Field of Invention
The present invention relates to a light source optical system and a projection display apparatus employing the same.
Description of Related Art
In recent years, a projector has been developed that irradiates a fluorescent member with light flux emitted from a high-output laser diode (hereinafter, referred to as “LD”) as excitation light, and uses fluorescent light having a converted wavelength as source light.
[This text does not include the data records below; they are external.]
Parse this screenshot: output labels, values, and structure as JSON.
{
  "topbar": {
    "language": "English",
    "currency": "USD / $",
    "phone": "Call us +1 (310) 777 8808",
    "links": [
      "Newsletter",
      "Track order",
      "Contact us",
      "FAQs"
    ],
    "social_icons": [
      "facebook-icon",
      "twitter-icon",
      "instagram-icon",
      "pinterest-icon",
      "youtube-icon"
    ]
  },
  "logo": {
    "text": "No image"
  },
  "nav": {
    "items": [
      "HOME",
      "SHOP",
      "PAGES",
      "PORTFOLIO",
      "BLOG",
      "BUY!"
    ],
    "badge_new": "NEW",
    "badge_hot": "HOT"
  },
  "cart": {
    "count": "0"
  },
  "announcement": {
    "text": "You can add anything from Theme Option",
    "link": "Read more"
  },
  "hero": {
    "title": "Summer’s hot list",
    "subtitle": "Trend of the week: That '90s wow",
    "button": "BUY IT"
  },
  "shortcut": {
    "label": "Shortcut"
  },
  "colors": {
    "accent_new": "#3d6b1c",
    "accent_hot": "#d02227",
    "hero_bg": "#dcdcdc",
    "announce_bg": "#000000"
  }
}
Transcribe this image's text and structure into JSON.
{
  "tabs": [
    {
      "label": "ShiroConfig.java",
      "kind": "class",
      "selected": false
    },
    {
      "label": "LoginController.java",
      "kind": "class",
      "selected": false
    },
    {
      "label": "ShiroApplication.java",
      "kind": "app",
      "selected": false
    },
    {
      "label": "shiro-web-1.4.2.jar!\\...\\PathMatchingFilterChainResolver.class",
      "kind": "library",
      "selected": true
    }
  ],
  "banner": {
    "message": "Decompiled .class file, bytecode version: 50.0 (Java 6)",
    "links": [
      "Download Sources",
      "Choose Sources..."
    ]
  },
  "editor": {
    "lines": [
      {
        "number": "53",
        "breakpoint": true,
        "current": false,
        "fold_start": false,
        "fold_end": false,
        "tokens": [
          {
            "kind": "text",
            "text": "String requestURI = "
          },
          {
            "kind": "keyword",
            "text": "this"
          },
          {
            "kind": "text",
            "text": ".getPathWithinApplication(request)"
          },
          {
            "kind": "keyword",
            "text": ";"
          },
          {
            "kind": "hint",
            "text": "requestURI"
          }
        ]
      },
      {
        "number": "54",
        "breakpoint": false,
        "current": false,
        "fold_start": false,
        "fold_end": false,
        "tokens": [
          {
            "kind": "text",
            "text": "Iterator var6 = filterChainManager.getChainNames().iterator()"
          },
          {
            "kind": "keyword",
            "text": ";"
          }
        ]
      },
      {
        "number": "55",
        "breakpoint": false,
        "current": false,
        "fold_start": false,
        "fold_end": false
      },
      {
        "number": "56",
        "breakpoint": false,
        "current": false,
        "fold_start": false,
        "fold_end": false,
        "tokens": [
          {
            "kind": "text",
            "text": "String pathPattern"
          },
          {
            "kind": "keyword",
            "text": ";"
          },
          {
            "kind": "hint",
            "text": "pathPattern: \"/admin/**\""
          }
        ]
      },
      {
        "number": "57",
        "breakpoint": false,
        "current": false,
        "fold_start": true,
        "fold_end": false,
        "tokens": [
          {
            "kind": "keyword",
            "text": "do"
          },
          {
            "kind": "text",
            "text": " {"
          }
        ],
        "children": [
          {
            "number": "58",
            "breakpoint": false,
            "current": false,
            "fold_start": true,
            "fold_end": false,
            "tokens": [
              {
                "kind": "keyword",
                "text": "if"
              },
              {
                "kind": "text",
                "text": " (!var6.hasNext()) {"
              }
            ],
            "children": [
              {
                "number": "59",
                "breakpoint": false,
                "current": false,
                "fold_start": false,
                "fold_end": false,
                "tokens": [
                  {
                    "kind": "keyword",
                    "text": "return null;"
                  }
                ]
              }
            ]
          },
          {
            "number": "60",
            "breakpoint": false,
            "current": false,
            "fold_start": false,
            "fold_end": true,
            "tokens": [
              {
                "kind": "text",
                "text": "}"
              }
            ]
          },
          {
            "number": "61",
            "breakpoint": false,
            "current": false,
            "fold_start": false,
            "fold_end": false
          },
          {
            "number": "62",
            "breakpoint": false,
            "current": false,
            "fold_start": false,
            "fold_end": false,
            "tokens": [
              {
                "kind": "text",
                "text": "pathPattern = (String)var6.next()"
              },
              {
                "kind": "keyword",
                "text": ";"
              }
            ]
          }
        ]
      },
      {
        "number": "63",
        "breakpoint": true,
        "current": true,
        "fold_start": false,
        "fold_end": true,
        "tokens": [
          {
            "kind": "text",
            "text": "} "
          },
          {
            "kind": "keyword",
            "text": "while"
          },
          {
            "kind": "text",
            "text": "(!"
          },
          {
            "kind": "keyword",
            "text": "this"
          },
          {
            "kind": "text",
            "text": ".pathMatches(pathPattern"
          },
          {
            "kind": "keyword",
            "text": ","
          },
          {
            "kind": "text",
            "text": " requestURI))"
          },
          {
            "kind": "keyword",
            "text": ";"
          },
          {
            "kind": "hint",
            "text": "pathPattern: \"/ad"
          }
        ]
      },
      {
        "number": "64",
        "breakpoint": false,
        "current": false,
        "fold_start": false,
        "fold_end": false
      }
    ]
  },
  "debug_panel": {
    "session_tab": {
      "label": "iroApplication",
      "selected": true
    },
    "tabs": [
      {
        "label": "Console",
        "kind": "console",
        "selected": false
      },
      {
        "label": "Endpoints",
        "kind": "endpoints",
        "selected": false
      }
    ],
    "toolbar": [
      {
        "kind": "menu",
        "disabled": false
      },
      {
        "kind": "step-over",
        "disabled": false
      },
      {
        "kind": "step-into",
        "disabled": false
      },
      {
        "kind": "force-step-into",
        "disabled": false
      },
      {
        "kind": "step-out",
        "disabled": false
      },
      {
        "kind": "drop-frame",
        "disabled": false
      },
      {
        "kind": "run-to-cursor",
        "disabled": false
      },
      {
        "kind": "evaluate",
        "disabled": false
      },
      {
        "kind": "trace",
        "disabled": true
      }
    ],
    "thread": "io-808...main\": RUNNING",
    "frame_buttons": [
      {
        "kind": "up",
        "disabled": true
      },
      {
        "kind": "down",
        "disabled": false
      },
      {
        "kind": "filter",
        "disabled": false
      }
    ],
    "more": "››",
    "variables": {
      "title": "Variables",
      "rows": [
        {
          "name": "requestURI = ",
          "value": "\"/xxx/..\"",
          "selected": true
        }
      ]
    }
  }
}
The brightness of such a projector can be increased by increasing the number of LDs or increasing the output intensity of a single LD.
However, when the intensity of light incident on the fluorescent member is increased, the optical density of a condensed light spot on a surface of the fluorescent member becomes excessively high, and this may lead to a decrease in light conversion efficiency.
United States Patent Application Publication No. 2012/0133904 discusses an arrangement in which two fly-eye lenses are provided next to an optical system configured to compress light fluxes from a plurality of LDs to uniform the optical density of a condensed light spot formed on the fluorescent member.
United States Patent Application Publication No. 2012/0133904 does not address an influence of variation that each LD has. More specifically, the parallelism of output light of an LD may vary depending on the LD. Therefore, a light source image formed near a second fly-eye lens in the arrangement discussed in United States Patent Application Publication No. 2012/0133904 may extend from a predetermined lens cell of the second fly-eye lens and enter an adjacent lens cell. As a result, the vignetting amount of light eclipsed by the optical element in the subsequent stage may increase and thereby negatively affect light use efficiency.
Further, it is not desirable to excessively increase the size of a lens cell with respect to a light source image to prevent the light source image from extending to an adjacent lens cell because this leads to an increase in overall size of the optical system.